What is a intuitive way to understand that a transform of a square wave can result into something like this?


Is it intuitive to switch the time and frequency axes? We can do it because the Fourier transform is essentially its own inverse. So, the spectrum of a square wave looks the same way as the time profile of a signal that contains all frequencies up to $\omega$, with equal amplitude (because rectangular wave has constant modulus) and phase (because rectangular wave is a positive function).

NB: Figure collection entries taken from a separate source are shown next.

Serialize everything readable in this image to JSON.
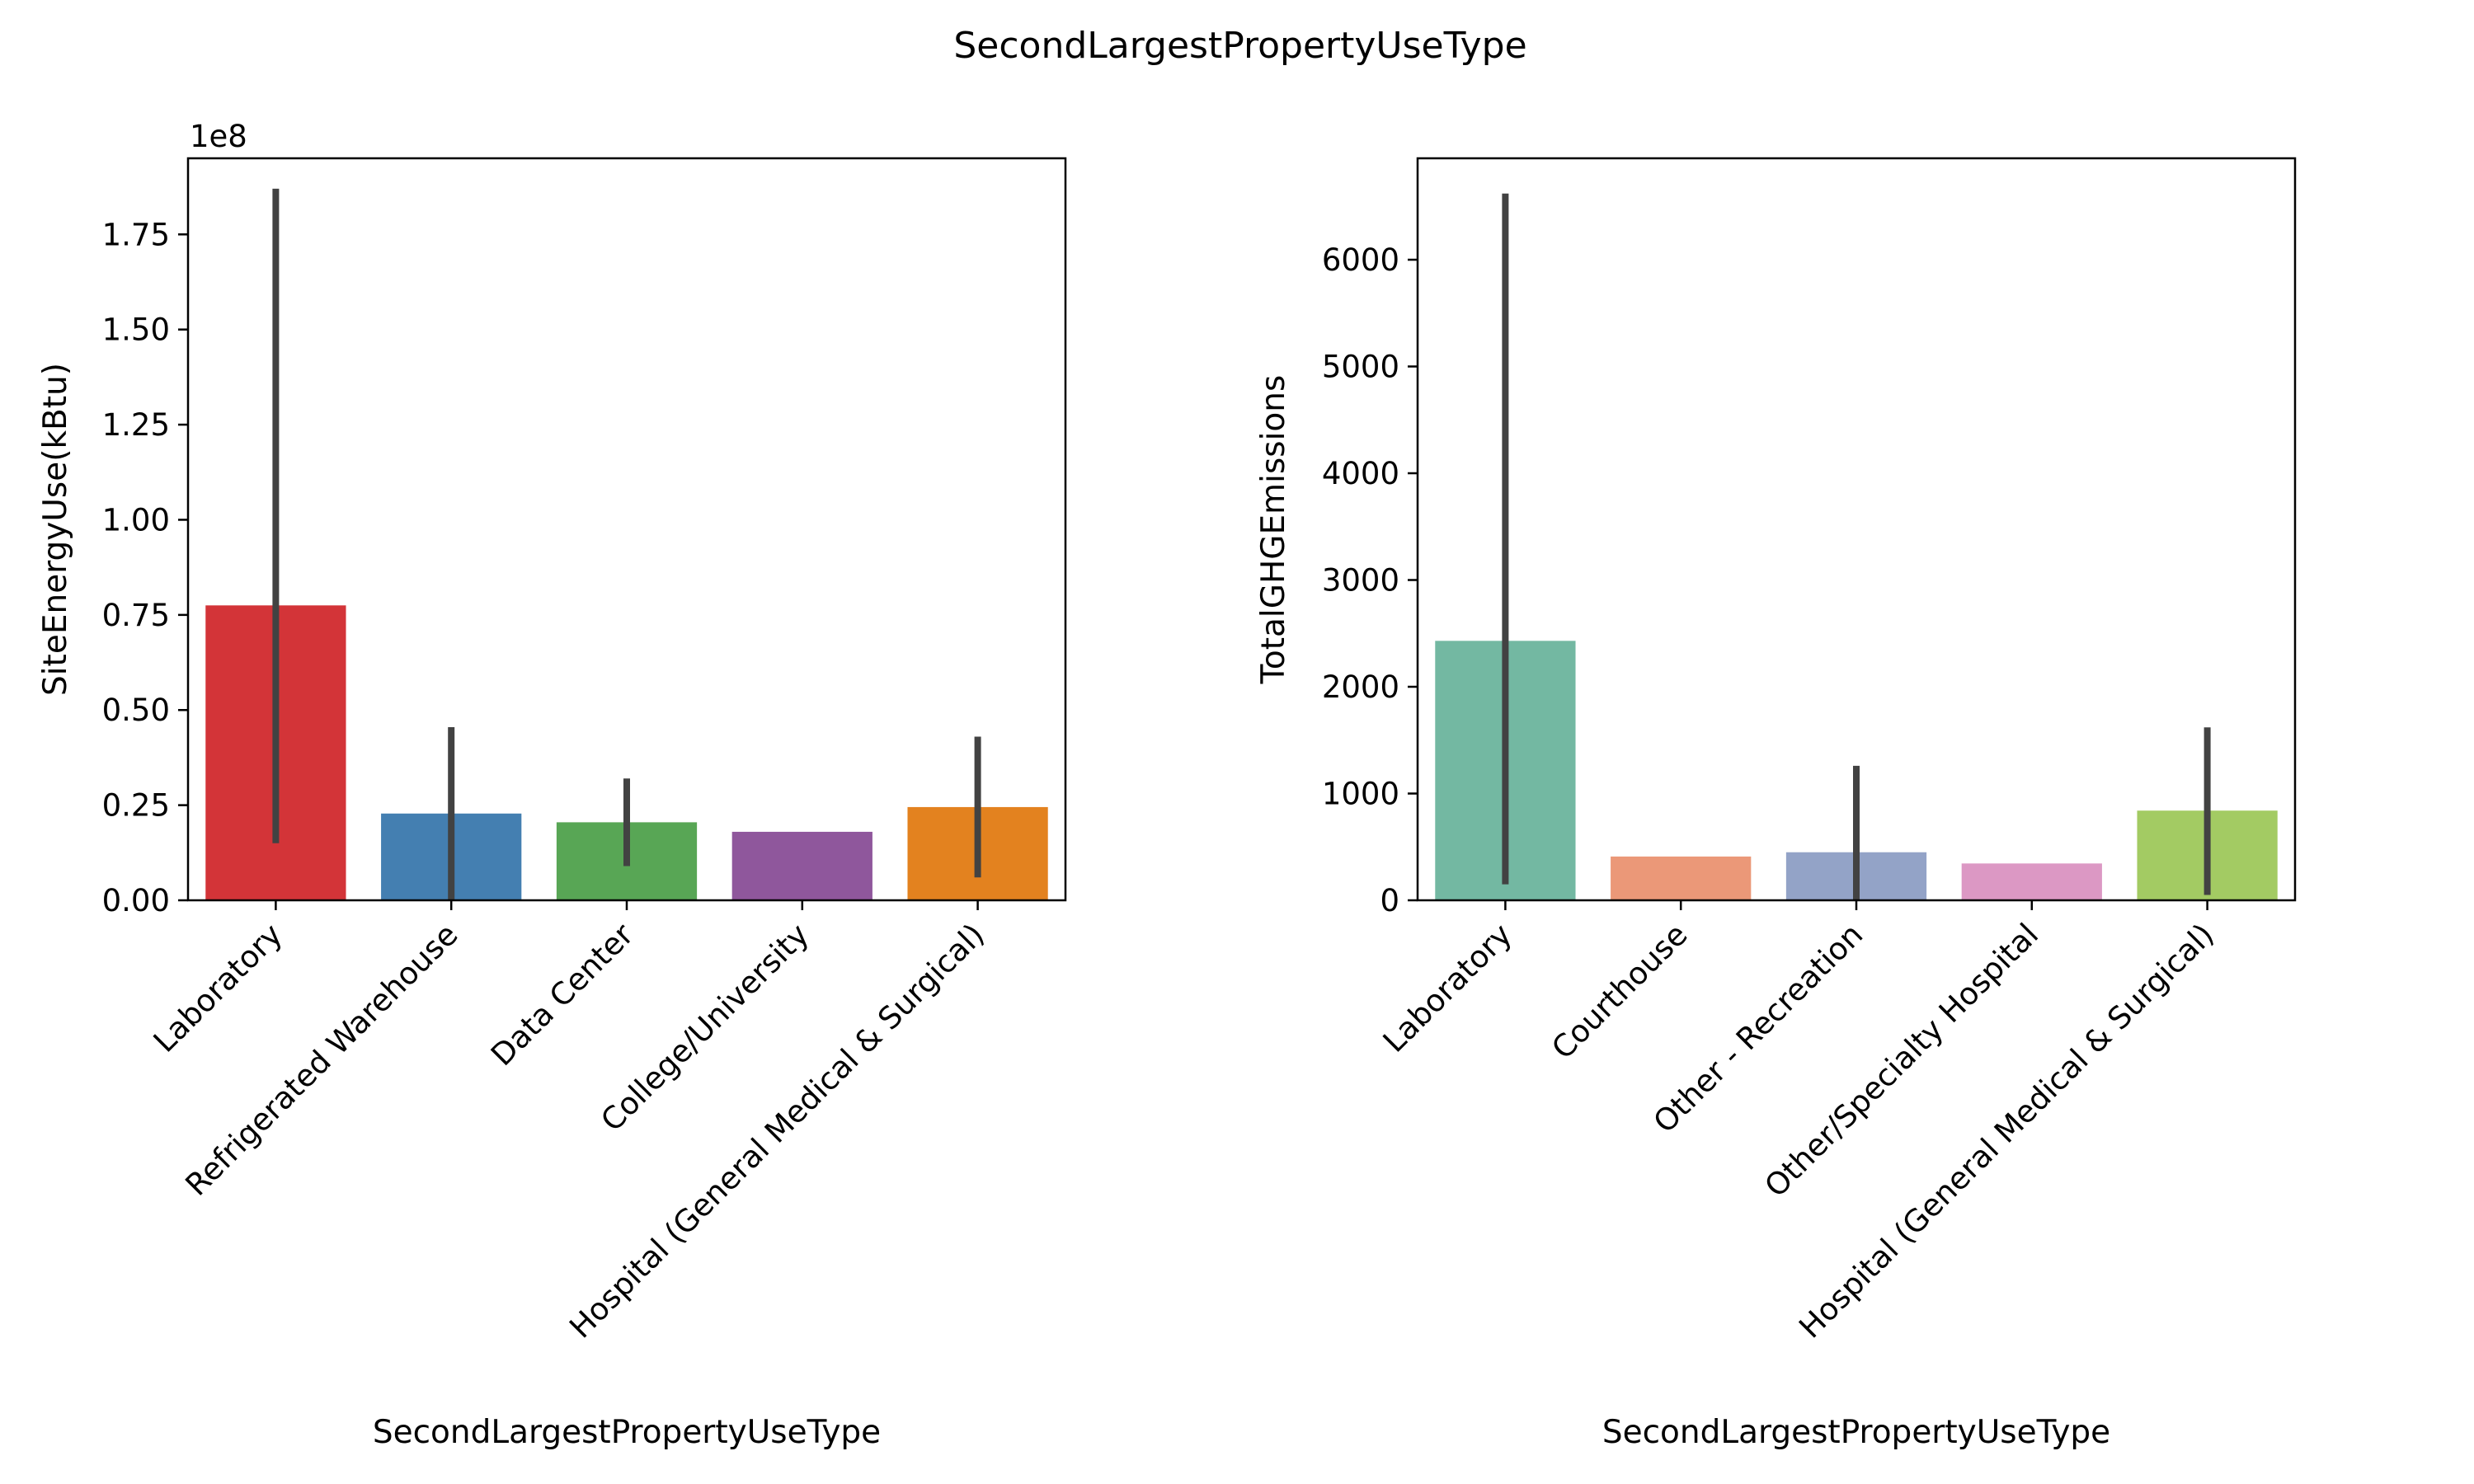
{
  "figure": {
    "title": "SecondLargestPropertyUseType"
  },
  "chart_data": [
    {
      "type": "bar",
      "title": "",
      "xlabel": "SecondLargestPropertyUseType",
      "ylabel": "SiteEnergyUse(kBtu)",
      "y_offset_label": "1e8",
      "y_multiplier": 100000000,
      "ylim": [
        0,
        1.95
      ],
      "yticks": [
        0.0,
        0.25,
        0.5,
        0.75,
        1.0,
        1.25,
        1.5,
        1.75
      ],
      "ytick_labels": [
        "0.00",
        "0.25",
        "0.50",
        "0.75",
        "1.00",
        "1.25",
        "1.50",
        "1.75"
      ],
      "grid": false,
      "categories": [
        "Laboratory",
        "Refrigerated Warehouse",
        "Data Center",
        "College/University",
        "Hospital (General Medical & Surgical)"
      ],
      "values": [
        0.775,
        0.228,
        0.205,
        0.18,
        0.245
      ],
      "error_low": [
        0.15,
        0.0,
        0.09,
        null,
        0.06
      ],
      "error_high": [
        1.87,
        0.455,
        0.32,
        null,
        0.43
      ],
      "colors": [
        "#d33438",
        "#447fb1",
        "#58a655",
        "#8f579c",
        "#e3821f"
      ]
    },
    {
      "type": "bar",
      "title": "",
      "xlabel": "SecondLargestPropertyUseType",
      "ylabel": "TotalGHGEmissions",
      "ylim": [
        0,
        6950
      ],
      "yticks": [
        0,
        1000,
        2000,
        3000,
        4000,
        5000,
        6000
      ],
      "ytick_labels": [
        "0",
        "1000",
        "2000",
        "3000",
        "4000",
        "5000",
        "6000"
      ],
      "grid": false,
      "categories": [
        "Laboratory",
        "Courthouse",
        "Other - Recreation",
        "Other/Specialty Hospital",
        "Hospital (General Medical & Surgical)"
      ],
      "values": [
        2430,
        410,
        450,
        345,
        840
      ],
      "error_low": [
        150,
        null,
        0,
        null,
        50
      ],
      "error_high": [
        6620,
        null,
        1260,
        null,
        1620
      ],
      "colors": [
        "#73b8a2",
        "#eb9878",
        "#93a3c7",
        "#dc98c4",
        "#a3cb63"
      ]
    }
  ]
}
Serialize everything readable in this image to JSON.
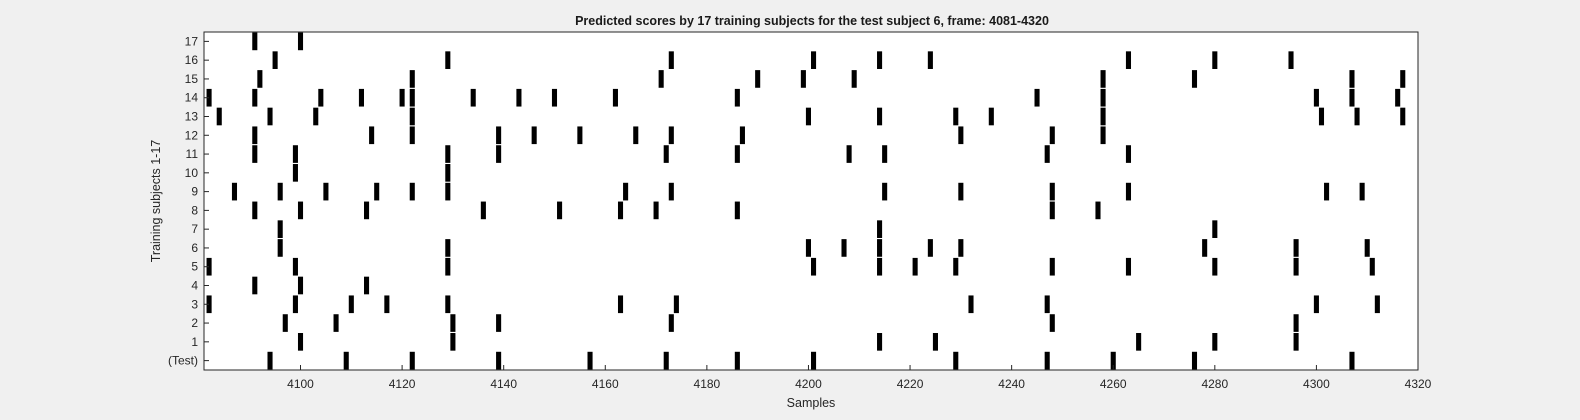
{
  "figure": {
    "background": "#f0f0f0",
    "axes_background": "#ffffff",
    "mark_color": "#000000"
  },
  "chart_data": {
    "type": "raster",
    "title": "Predicted scores by 17 training subjects for the test subject 6, frame: 4081-4320",
    "xlabel": "Samples",
    "ylabel": "Training subjects 1-17",
    "xlim": [
      4081,
      4320
    ],
    "xticks": [
      4100,
      4120,
      4140,
      4160,
      4180,
      4200,
      4220,
      4240,
      4260,
      4280,
      4300,
      4320
    ],
    "ytick_labels": [
      "(Test)",
      "1",
      "2",
      "3",
      "4",
      "5",
      "6",
      "7",
      "8",
      "9",
      "10",
      "11",
      "12",
      "13",
      "14",
      "15",
      "16",
      "17"
    ],
    "grid": false,
    "rows": [
      {
        "label": "(Test)",
        "events": [
          [
            4094,
            1
          ],
          [
            4109,
            1
          ],
          [
            4122,
            1
          ],
          [
            4139,
            1
          ],
          [
            4157,
            1
          ],
          [
            4172,
            1
          ],
          [
            4186,
            1
          ],
          [
            4201,
            1
          ],
          [
            4229,
            1
          ],
          [
            4247,
            1
          ],
          [
            4260,
            1
          ],
          [
            4276,
            1
          ],
          [
            4307,
            1
          ]
        ]
      },
      {
        "label": "1",
        "events": [
          [
            4100,
            1
          ],
          [
            4130,
            1
          ],
          [
            4214,
            1
          ],
          [
            4225,
            1
          ],
          [
            4265,
            1
          ],
          [
            4280,
            1
          ],
          [
            4296,
            1
          ]
        ]
      },
      {
        "label": "2",
        "events": [
          [
            4097,
            1
          ],
          [
            4107,
            1
          ],
          [
            4130,
            1
          ],
          [
            4139,
            1
          ],
          [
            4173,
            1
          ],
          [
            4248,
            1
          ],
          [
            4296,
            1
          ]
        ]
      },
      {
        "label": "3",
        "events": [
          [
            4082,
            1
          ],
          [
            4099,
            1
          ],
          [
            4110,
            1
          ],
          [
            4117,
            1
          ],
          [
            4129,
            1
          ],
          [
            4163,
            1
          ],
          [
            4174,
            1
          ],
          [
            4232,
            1
          ],
          [
            4247,
            1
          ],
          [
            4300,
            1
          ],
          [
            4312,
            1
          ]
        ]
      },
      {
        "label": "4",
        "events": [
          [
            4091,
            1
          ],
          [
            4100,
            1
          ],
          [
            4113,
            1
          ]
        ]
      },
      {
        "label": "5",
        "events": [
          [
            4082,
            1
          ],
          [
            4099,
            1
          ],
          [
            4129,
            1
          ],
          [
            4201,
            1
          ],
          [
            4214,
            1
          ],
          [
            4221,
            1
          ],
          [
            4229,
            1
          ],
          [
            4248,
            1
          ],
          [
            4263,
            1
          ],
          [
            4280,
            1
          ],
          [
            4296,
            1
          ],
          [
            4311,
            1
          ]
        ]
      },
      {
        "label": "6",
        "events": [
          [
            4096,
            1
          ],
          [
            4129,
            1
          ],
          [
            4200,
            1
          ],
          [
            4207,
            1
          ],
          [
            4214,
            1
          ],
          [
            4224,
            1
          ],
          [
            4230,
            1
          ],
          [
            4278,
            1
          ],
          [
            4296,
            1
          ],
          [
            4310,
            1
          ]
        ]
      },
      {
        "label": "7",
        "events": [
          [
            4096,
            1
          ],
          [
            4214,
            1
          ],
          [
            4280,
            1
          ]
        ]
      },
      {
        "label": "8",
        "events": [
          [
            4091,
            1
          ],
          [
            4100,
            1
          ],
          [
            4113,
            1
          ],
          [
            4136,
            1
          ],
          [
            4151,
            1
          ],
          [
            4163,
            1
          ],
          [
            4170,
            1
          ],
          [
            4186,
            1
          ],
          [
            4248,
            1
          ],
          [
            4257,
            1
          ]
        ]
      },
      {
        "label": "9",
        "events": [
          [
            4087,
            1
          ],
          [
            4096,
            1
          ],
          [
            4105,
            1
          ],
          [
            4115,
            1
          ],
          [
            4122,
            1
          ],
          [
            4129,
            1
          ],
          [
            4164,
            1
          ],
          [
            4173,
            1
          ],
          [
            4215,
            1
          ],
          [
            4230,
            1
          ],
          [
            4248,
            1
          ],
          [
            4263,
            1
          ],
          [
            4302,
            1
          ],
          [
            4309,
            1
          ]
        ]
      },
      {
        "label": "10",
        "events": [
          [
            4099,
            1
          ],
          [
            4129,
            1
          ]
        ]
      },
      {
        "label": "11",
        "events": [
          [
            4091,
            1
          ],
          [
            4099,
            1
          ],
          [
            4129,
            1
          ],
          [
            4139,
            1
          ],
          [
            4172,
            1
          ],
          [
            4186,
            1
          ],
          [
            4208,
            1
          ],
          [
            4215,
            1
          ],
          [
            4247,
            1
          ],
          [
            4263,
            1
          ]
        ]
      },
      {
        "label": "12",
        "events": [
          [
            4091,
            1
          ],
          [
            4114,
            1
          ],
          [
            4122,
            1
          ],
          [
            4139,
            1
          ],
          [
            4146,
            1
          ],
          [
            4155,
            1
          ],
          [
            4166,
            1
          ],
          [
            4173,
            1
          ],
          [
            4187,
            1
          ],
          [
            4230,
            1
          ],
          [
            4248,
            1
          ],
          [
            4258,
            1
          ]
        ]
      },
      {
        "label": "13",
        "events": [
          [
            4084,
            1
          ],
          [
            4094,
            1
          ],
          [
            4103,
            1
          ],
          [
            4122,
            1
          ],
          [
            4200,
            1
          ],
          [
            4214,
            1
          ],
          [
            4229,
            1
          ],
          [
            4236,
            1
          ],
          [
            4258,
            1
          ],
          [
            4301,
            1
          ],
          [
            4308,
            1
          ],
          [
            4317,
            1
          ]
        ]
      },
      {
        "label": "14",
        "events": [
          [
            4082,
            1
          ],
          [
            4091,
            1
          ],
          [
            4104,
            1
          ],
          [
            4112,
            1
          ],
          [
            4120,
            1
          ],
          [
            4122,
            1
          ],
          [
            4134,
            1
          ],
          [
            4143,
            1
          ],
          [
            4150,
            1
          ],
          [
            4162,
            1
          ],
          [
            4186,
            1
          ],
          [
            4245,
            1
          ],
          [
            4258,
            1
          ],
          [
            4300,
            1
          ],
          [
            4307,
            1
          ],
          [
            4316,
            1
          ]
        ]
      },
      {
        "label": "15",
        "events": [
          [
            4092,
            1
          ],
          [
            4122,
            1
          ],
          [
            4171,
            1
          ],
          [
            4190,
            1
          ],
          [
            4199,
            1
          ],
          [
            4209,
            1
          ],
          [
            4258,
            1
          ],
          [
            4276,
            1
          ],
          [
            4307,
            1
          ],
          [
            4317,
            1
          ]
        ]
      },
      {
        "label": "16",
        "events": [
          [
            4095,
            1
          ],
          [
            4129,
            1
          ],
          [
            4173,
            1
          ],
          [
            4201,
            1
          ],
          [
            4214,
            1
          ],
          [
            4224,
            1
          ],
          [
            4263,
            1
          ],
          [
            4280,
            1
          ],
          [
            4295,
            1
          ]
        ]
      },
      {
        "label": "17",
        "events": [
          [
            4091,
            1
          ],
          [
            4100,
            1
          ]
        ]
      }
    ]
  }
}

Let's simplify further and replace continuous superposition of frequencies by discrete. So, at time $0$ we strike $n$ strings that vibrate with angular frequencies $$ \frac{1}{N}\omega,\frac{2}{N}\omega,\frac{3}{N}\omega,\dots, \frac{N-1}{N}\omega, \omega$$ The first moment is the loudest, when all strings are in phase. (This is the peak on your picture). But that quickly changes. Half of all strings have frequencies between $\omega/2$ and $\omega$. They form a packet that stays together for a while; certainly for more than half of one period $T=2\pi/\omega$. Indeed, at time $t\approx 2T/3$ most of high-frequency contributions are negative. On the graph below this happens around $0.4$.

This is why we see a negative minimum when adding these frequencies together:
After that the pattern becomes less pronounced. But the basic idea remains: the behavior of the sum is driven by its high-frequency components, simply because there are more of them (which becomes apparent if one groups the frequencies on logarithmic scale).